It was cold. New Year sales finished. Christmas over. A weekend for hibernating. And yet, out we came after dark, following guide map apps down alleys and up streets, around our London. Cars and buses had been told to stay away. We were going after the next color burst in the sky (a jellyfish over Oxford Circus); the next hidden surprise in a phone box (there were fishes swimming in one) or up in a Regent Street arch (yes, the elephant appearing on one side also had a… back side).

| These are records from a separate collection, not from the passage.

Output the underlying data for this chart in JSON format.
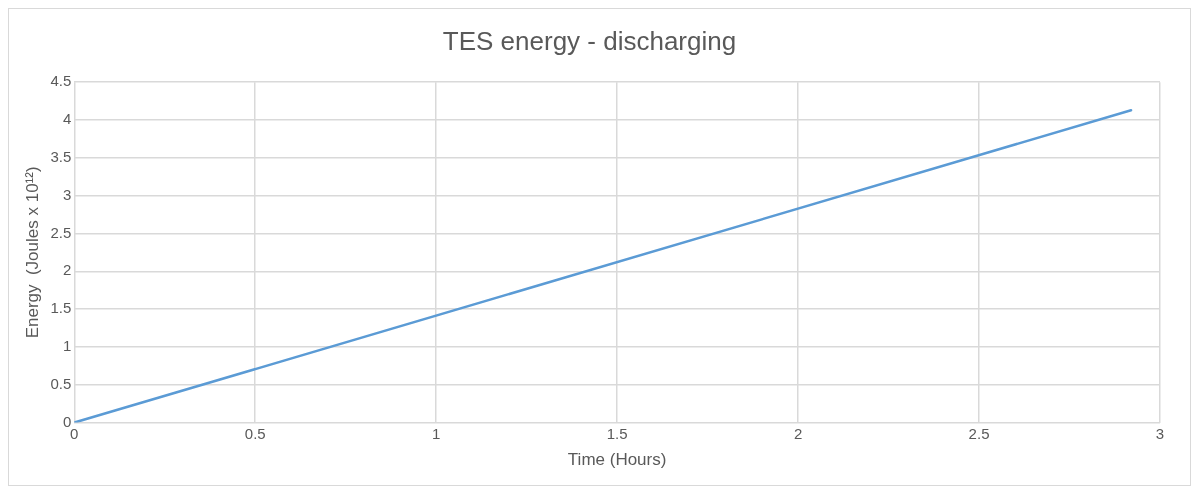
{
  "chart_data": {
    "type": "line",
    "title": "TES energy - discharging",
    "xlabel": "Time (Hours)",
    "ylabel": "Energy  (Joules x 10¹²)",
    "x": [
      0,
      2.92
    ],
    "series": [
      {
        "color": "#5b9bd5",
        "values": [
          0,
          4.13
        ]
      }
    ],
    "xlim": [
      0,
      3
    ],
    "xticks": [
      0,
      0.5,
      1,
      1.5,
      2,
      2.5,
      3
    ],
    "ylim": [
      0,
      4.5
    ],
    "yticks": [
      0,
      0.5,
      1,
      1.5,
      2,
      2.5,
      3,
      3.5,
      4,
      4.5
    ],
    "grid": true,
    "legend": false,
    "marker": "none",
    "line_style": "solid"
  }
}
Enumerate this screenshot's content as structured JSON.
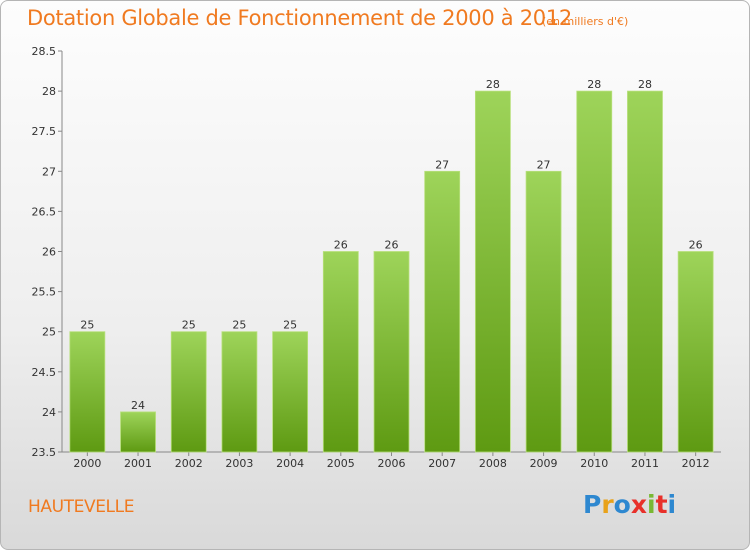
{
  "title": "Dotation Globale de Fonctionnement de 2000 à 2012",
  "subtitle": "(en milliers d'€)",
  "commune": "HAUTEVELLE",
  "brand": {
    "letters": [
      "P",
      "r",
      "o",
      "x",
      "i",
      "t",
      "i"
    ],
    "colors": [
      "#2e88d0",
      "#e8a21a",
      "#2e88d0",
      "#e8302a",
      "#79b833",
      "#e8302a",
      "#2e88d0"
    ]
  },
  "colors": {
    "accent": "#f07a20",
    "bar_light": "#9ed45a",
    "bar_dark": "#5e9a12"
  },
  "chart_data": {
    "type": "bar",
    "categories": [
      "2000",
      "2001",
      "2002",
      "2003",
      "2004",
      "2005",
      "2006",
      "2007",
      "2008",
      "2009",
      "2010",
      "2011",
      "2012"
    ],
    "values": [
      25,
      24,
      25,
      25,
      25,
      26,
      26,
      27,
      28,
      27,
      28,
      28,
      26
    ],
    "data_labels": [
      "25",
      "24",
      "25",
      "25",
      "25",
      "26",
      "26",
      "27",
      "28",
      "27",
      "28",
      "28",
      "26"
    ],
    "yticks": [
      "23.5",
      "24",
      "24.5",
      "25",
      "25.5",
      "26",
      "26.5",
      "27",
      "27.5",
      "28",
      "28.5"
    ],
    "ylim": [
      23.5,
      28.5
    ],
    "title": "Dotation Globale de Fonctionnement de 2000 à 2012",
    "xlabel": "",
    "ylabel": "",
    "grid": false,
    "legend": "none"
  }
}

Take a walk below these flying fish on Piccadilly with me in this video and then through a dazzling flower garden in Leicester Square:
This Lumiere light festival was resonating with me from when the sun began to set that winter’s Saturday in Parliament Square. I’m all about seeing more than there is, in the everyday around us. For me, this was like a glimpse of Heaven moving to earth, the routine beginning to quiver as something more is revealed.
In the video below watch myself and a vlogger friend discuss these ten statues at Westminster Abbey: a Polish Franciscan who volunteered to be executed in place of a stranger in Auschwitz; a woman beaten to death through an indigenous ritual because of her faith; a Ugandan Archbishop assassinated in 1977; St. Elizabeth of Russia killed by the Bolsheviks in 1918; Martin Luther King, Jr. assassinated in 1968 and the Archbishop of San Salvador in 1980; a pastor, Dietrich Bonhoeffer executed by the Nazis in 1945; a female evangelist from Pakistan called Esther John murdered in 1960; a Papuan man called Lucian Tapiedi killed during the Japanese invasion in 1942 and a Chinese pastor and evangelist killed in the 1972 cultural revolution.
The New Living Translation of Colossians 3:1 does say “…set your sights on the realities of heaven…”. I have been moved recently, listening to someone who had been taken on a visit to Heaven (2 Corinthians 12:1-2), called Kat Kerr. The atmosphere of wonder as people moved through the streets of London during the Lumiere weekend, kept reminding me of her recollections. With one accord we went to discover the next art installation experience, created through light. Earth is a shadow of Heaven and she says how there, the creativity is beyond our imagination (1 Corinthians 2:9).
What began with the martyred saints ended with a glowing garment. A gown in pink or gold, or was it green… This struck a chord with my reflections throughout this whole weekend. Kat Kerr said how she had even seen people chase others down the streets of gold (Revelation 21:21), to ask what they did with their life on earth because they’d spotted the gemstones on their robes of righteousness (Revelation 7:9). These sometimes create images; patterns of gems, that the Father has taken from Himself and placed there as a reward.
It may sound like these martyrs are remembered in stone on this planet, for what sounds like simply a tragic end. However, my own pastor, Ramson Mumba shared how “…the purpose of life is not to live long, even though longevity has its place, but rather that the purpose is to finish your course…” (Acts 20:24; 2 Timothy 4:7-8); and that death (for them) would not be defeat, but instead their greatest promotion (Romans 8:35-39; Hebrews 12:1-2).
Finally, why not take a look at this video, in which the dress actually looks like the silver liquid life which Kat Kerr describes as the construction of people’s gowns of salvation, (Isaiah 61:10), in Heaven. This festival really did feel like somewhere else moving into, above, onto and out of the streets of London.